日が傾き始めた頃、二人は塔の近くまで来た。
塔は遠くから見るより、さらに巨大だった。高さは百メートルを超えるかもしれない。基部の周囲を石壁が囲んでいて、入り口らしき場所が見えた。
入り口の前には人がいた。
複数だ。装備している。見張りだ。
「数えろ」エルネが低い声で言った。
ルードはさりげなく塔の周囲を見渡した。「入り口に五人。側面にも見える。合計で十人以上はいるかもしれない」
「正面から行くのは難しい。別の道を探す」
エルネが地図を確認した。塔の周囲を大きく迂回して、裏側に回り込む経路を探している。
「裏に回れそうか」
「不明だ。だがやってみる価値はある。今夜は塔の裏側を確認して、侵入口を探す。急いで突入することはしない」
ルードは頷いた。
だが同時に、赤い光が近くにあることを強く感じていた。塔の底から漏れるその光は、この距離になると、もはや視覚ではなく全身で感じるものになっていた。

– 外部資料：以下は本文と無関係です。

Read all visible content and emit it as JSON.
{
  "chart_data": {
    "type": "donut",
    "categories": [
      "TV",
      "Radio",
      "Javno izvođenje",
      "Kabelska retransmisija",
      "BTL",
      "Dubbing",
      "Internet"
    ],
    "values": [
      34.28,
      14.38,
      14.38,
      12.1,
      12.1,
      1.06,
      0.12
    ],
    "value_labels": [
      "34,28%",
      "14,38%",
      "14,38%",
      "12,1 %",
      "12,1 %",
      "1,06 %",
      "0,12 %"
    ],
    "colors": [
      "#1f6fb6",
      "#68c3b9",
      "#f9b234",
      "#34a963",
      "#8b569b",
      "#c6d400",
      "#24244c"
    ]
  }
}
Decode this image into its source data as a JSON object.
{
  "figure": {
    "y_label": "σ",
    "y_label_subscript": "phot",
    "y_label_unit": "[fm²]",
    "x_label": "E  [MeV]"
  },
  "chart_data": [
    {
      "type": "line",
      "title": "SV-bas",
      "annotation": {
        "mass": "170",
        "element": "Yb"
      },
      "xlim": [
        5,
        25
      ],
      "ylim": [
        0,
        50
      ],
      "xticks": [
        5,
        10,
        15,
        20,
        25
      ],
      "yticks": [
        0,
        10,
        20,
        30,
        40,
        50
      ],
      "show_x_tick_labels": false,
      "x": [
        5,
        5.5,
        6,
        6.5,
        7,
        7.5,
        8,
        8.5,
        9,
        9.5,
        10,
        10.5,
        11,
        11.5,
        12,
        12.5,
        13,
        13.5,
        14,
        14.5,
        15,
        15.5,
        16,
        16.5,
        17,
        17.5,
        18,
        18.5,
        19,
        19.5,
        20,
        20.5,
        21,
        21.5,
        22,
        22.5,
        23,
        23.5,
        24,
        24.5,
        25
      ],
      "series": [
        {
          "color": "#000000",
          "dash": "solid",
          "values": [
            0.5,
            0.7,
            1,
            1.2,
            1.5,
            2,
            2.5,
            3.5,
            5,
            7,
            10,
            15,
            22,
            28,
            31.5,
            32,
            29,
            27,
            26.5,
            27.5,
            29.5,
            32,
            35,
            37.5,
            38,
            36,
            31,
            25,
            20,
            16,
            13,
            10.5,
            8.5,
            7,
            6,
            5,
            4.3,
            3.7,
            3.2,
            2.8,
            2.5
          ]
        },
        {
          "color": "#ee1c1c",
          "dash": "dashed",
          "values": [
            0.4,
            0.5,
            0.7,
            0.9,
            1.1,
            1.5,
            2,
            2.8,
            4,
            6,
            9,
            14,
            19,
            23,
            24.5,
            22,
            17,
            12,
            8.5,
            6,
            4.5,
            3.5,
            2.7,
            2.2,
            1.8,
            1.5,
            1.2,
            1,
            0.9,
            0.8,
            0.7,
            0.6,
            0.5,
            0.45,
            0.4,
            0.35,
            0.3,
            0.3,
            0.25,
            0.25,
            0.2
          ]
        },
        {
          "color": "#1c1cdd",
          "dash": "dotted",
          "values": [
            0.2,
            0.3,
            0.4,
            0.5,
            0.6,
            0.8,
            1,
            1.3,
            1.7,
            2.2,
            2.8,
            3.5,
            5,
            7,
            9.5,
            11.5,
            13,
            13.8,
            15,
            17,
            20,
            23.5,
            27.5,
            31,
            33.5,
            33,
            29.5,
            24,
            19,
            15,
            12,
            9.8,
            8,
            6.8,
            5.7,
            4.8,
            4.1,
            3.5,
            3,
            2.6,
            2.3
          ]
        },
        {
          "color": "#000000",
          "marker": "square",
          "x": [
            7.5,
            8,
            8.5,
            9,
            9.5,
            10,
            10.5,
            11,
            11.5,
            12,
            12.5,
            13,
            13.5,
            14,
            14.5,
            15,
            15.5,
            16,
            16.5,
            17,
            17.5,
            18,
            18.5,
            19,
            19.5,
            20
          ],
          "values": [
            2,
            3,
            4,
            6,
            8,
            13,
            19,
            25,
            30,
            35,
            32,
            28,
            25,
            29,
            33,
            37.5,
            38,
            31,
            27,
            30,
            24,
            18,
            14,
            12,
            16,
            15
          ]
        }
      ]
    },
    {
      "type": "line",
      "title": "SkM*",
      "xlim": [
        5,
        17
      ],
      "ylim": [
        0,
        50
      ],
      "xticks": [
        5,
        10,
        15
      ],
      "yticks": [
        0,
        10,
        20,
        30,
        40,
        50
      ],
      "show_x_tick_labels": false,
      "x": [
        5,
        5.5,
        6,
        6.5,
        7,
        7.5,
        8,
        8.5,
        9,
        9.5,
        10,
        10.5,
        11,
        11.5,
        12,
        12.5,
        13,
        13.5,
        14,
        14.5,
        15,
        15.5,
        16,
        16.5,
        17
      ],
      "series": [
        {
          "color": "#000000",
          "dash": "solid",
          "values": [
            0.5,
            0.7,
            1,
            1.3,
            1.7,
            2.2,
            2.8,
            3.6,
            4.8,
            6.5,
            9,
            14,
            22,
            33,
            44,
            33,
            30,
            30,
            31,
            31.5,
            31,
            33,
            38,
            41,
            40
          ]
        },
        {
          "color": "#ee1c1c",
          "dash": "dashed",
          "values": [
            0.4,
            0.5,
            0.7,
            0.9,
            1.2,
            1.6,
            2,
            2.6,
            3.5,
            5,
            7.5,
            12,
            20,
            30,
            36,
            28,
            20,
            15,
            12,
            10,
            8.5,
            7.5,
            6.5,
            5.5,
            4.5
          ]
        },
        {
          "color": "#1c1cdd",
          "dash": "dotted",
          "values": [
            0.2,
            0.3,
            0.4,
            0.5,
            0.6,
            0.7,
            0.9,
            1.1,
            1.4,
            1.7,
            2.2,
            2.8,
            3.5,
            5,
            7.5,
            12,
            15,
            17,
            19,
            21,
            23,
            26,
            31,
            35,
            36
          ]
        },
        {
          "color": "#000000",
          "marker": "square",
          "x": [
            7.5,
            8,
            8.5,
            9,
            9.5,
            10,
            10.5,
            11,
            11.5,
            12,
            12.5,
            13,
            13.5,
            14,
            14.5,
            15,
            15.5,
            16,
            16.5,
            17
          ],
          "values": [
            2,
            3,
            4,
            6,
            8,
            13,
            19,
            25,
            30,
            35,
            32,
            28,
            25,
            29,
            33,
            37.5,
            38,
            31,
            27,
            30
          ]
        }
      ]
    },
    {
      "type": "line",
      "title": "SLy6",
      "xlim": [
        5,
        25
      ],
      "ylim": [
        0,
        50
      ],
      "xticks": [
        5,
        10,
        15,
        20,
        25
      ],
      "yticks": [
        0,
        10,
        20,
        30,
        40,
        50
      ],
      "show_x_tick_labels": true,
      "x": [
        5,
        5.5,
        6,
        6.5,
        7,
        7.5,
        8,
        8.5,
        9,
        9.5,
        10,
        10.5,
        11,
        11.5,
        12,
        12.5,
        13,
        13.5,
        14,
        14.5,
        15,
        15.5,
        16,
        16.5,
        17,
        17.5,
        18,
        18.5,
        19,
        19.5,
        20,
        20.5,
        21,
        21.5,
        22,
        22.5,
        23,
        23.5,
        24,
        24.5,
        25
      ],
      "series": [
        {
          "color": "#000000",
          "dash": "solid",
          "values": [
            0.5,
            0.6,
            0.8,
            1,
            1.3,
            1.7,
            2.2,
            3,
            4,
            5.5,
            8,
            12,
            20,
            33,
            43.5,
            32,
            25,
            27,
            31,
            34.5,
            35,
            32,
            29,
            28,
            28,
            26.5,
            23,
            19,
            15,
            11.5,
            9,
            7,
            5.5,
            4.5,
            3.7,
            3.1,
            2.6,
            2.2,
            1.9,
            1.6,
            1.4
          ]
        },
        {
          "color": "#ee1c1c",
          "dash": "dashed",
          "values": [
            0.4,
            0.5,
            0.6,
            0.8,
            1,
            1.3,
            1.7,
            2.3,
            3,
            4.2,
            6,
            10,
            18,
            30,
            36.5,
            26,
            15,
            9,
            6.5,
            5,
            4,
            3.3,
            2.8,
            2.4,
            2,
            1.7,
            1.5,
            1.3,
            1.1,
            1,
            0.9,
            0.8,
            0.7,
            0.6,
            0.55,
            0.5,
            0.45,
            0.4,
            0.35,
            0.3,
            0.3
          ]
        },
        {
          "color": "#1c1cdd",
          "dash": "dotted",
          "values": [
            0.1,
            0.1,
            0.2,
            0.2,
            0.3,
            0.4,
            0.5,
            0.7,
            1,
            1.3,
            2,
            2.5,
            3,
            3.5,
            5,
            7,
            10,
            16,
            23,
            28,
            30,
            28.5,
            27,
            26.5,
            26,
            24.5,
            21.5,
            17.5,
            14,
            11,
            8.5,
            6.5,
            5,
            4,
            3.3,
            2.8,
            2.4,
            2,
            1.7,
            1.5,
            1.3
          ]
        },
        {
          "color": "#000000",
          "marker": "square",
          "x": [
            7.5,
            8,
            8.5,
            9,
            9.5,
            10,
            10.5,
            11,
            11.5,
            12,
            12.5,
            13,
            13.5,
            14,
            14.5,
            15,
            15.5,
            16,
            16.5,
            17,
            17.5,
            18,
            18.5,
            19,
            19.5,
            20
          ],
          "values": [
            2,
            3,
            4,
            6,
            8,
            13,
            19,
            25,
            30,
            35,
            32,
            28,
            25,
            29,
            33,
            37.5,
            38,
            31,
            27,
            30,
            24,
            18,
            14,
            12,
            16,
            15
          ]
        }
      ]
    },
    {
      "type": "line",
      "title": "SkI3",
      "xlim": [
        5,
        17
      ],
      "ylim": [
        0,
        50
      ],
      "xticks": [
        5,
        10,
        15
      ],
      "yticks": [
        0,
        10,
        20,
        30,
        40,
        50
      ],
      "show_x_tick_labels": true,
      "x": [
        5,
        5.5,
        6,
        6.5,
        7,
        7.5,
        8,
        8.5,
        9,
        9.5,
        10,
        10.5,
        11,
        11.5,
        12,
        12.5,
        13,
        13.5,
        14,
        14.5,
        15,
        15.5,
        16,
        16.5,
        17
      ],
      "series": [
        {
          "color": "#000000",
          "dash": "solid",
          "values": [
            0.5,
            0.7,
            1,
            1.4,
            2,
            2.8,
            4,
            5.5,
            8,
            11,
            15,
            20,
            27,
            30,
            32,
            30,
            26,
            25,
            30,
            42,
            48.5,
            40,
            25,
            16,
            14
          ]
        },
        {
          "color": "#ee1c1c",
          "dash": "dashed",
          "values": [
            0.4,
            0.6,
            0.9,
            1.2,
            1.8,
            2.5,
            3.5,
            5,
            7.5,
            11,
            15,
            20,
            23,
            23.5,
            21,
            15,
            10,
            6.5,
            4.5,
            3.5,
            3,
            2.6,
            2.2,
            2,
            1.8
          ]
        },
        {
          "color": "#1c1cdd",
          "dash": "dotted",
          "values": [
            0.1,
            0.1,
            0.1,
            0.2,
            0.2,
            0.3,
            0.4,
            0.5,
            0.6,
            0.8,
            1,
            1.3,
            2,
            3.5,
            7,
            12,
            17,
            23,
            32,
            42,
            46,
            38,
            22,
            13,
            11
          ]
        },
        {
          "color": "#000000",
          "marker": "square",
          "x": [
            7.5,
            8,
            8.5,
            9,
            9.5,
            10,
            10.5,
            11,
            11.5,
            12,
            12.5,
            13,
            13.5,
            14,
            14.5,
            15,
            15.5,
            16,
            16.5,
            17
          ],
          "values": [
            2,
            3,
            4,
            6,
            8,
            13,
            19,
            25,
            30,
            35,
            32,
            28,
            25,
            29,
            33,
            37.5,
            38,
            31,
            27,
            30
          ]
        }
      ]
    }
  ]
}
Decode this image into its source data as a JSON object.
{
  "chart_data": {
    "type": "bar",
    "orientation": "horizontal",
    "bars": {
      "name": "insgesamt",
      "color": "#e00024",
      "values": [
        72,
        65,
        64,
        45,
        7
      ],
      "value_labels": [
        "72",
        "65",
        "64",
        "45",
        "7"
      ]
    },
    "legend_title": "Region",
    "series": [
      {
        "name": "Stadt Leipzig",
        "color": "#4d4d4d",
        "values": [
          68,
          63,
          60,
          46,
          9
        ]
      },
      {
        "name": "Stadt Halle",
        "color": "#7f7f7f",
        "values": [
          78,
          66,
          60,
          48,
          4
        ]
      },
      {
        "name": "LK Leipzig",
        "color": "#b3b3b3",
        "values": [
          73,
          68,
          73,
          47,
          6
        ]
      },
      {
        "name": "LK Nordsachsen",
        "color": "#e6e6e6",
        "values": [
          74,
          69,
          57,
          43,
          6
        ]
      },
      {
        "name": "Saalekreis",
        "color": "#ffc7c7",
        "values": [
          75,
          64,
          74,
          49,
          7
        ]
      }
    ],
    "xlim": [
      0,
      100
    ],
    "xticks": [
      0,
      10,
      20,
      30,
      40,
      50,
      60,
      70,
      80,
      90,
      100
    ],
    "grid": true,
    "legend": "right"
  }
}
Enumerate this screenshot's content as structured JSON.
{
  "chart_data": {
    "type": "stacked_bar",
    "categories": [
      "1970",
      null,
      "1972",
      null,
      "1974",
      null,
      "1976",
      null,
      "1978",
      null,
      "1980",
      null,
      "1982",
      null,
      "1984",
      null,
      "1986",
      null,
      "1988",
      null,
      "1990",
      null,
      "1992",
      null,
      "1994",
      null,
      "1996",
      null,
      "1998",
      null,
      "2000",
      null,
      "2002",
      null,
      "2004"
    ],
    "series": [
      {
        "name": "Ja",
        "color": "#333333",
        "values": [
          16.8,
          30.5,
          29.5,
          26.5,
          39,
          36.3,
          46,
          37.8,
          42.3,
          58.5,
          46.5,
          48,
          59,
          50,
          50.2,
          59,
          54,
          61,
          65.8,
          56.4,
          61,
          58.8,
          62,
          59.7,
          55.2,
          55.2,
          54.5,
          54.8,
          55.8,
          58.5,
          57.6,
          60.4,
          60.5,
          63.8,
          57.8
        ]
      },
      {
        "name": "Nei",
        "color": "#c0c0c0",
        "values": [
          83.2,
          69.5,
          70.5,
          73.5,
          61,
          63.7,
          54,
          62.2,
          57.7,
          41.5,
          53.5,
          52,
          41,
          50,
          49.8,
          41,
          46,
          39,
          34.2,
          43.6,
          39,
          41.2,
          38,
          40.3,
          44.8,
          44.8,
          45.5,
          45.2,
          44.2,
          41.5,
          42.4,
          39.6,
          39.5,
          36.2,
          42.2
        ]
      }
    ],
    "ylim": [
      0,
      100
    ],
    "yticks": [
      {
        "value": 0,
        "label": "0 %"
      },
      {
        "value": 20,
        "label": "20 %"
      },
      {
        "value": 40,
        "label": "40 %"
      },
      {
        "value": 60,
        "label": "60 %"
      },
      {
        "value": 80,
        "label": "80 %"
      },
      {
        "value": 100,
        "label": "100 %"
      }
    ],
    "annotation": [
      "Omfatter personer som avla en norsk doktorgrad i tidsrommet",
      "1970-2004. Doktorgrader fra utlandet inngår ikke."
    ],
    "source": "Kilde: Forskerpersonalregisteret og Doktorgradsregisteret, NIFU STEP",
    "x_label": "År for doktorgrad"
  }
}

あの光が何かを、ルードは知りたかった。マルクスも、エルネも、クリーネも、詳しい説明をしなかった。ただ「三百年前に空から落ちてきた何かだ」と言うだけで。
光の正体を知ることと、父を助けること。どちらが先かを考えながら、ルードは塔を見上げ続けた。
黒い石の表面に、赤い光が踊っていた。